Creating an identity out of cultural diversity
Some of the workers at Los Hurones dam were from Galicia and maintained their culture: they spoke Galician to one another, prepared typical food from Galicia and celebrated their own fiestas. Virgilio Pais (Negreira, A Coruña, 1946), who arrived as a small child to Los Hurones, comments:
«We grew turnip greens and Galician cabbages; we had brought the seeds from Galicia. My father gathered sacks of acorns to raise the pigs; they were slaughtered, the bacon was salted, the meat was put in lard and chorizo and hams were prepared. We made Galician stew and filloas (flour and water or broth pancakes). When there was a fiesta in Los Hurones lots of Gallegos gathered in my house. My father would play the bagpipe he had and would sing muñeiras and rianxeiras».
The families from around the dam went to the fiestas in Algar, if they could. Twice a year the company, Portolés y Compañía S.A. would organise fiestas in the town for their hired workers: on the day of the Virgen del Pilar, patron of Zaragoza, where the main partners in the company came from; and on the 18th July, the day of the coup d´état which led to the war of 1936-1939, and which celebrated what was called Fiesta de Exaltación del Trabajo (Fiesta in exaltation of work).
The company (Portolés y Compañía S.A)’s football team was nicknamed Los Hurones. The pitch was of earth and was made by the players themselves in their free time. A draughtsman, who was also a PE teacher, trained them twice a week, from 6 to 8 in the morning, and matches were on Sundays.
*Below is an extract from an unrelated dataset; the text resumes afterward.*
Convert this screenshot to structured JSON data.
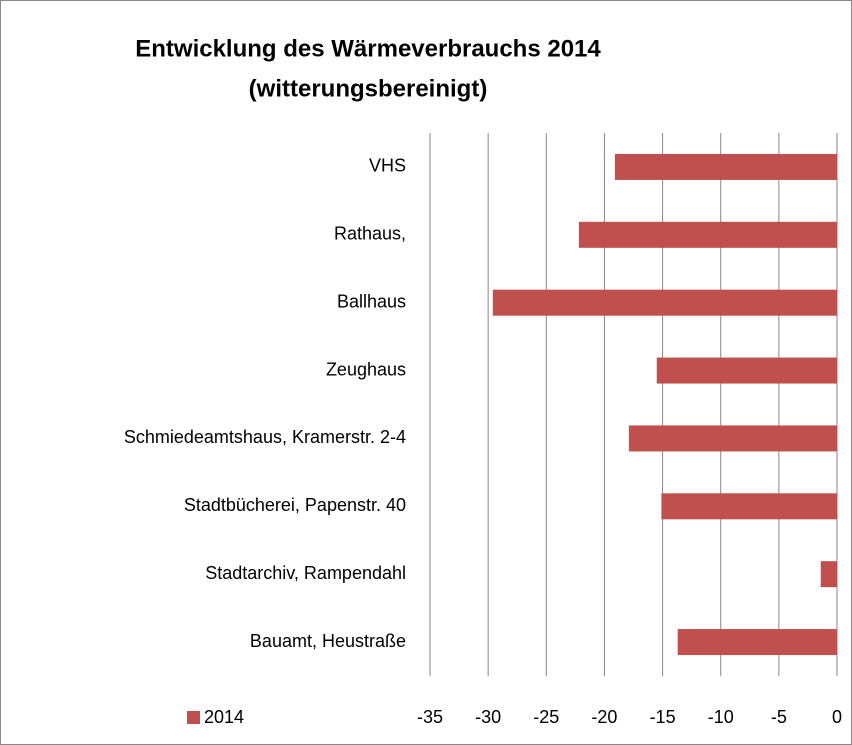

Furthermore, certain traditions arose, which tell us of the human need for and concern about making bonds. The young people made pilgrimage to La Alcaría homestead accompanied by the priest, and in May the fiesta known as Roar los Huevos (Rolling eggs) became institutionalised, a fiesta which is still celebrated in different parts of Spain and which arrived in Los Hurones with some families from Extremadura. Virgilio Pais explains: «We would all process to La Jarda, with food, to spend a day in the countryside. We would take boiled eggs and roll them down the slope. As they rolled, they shelled themselves. We then went down and ate them all!».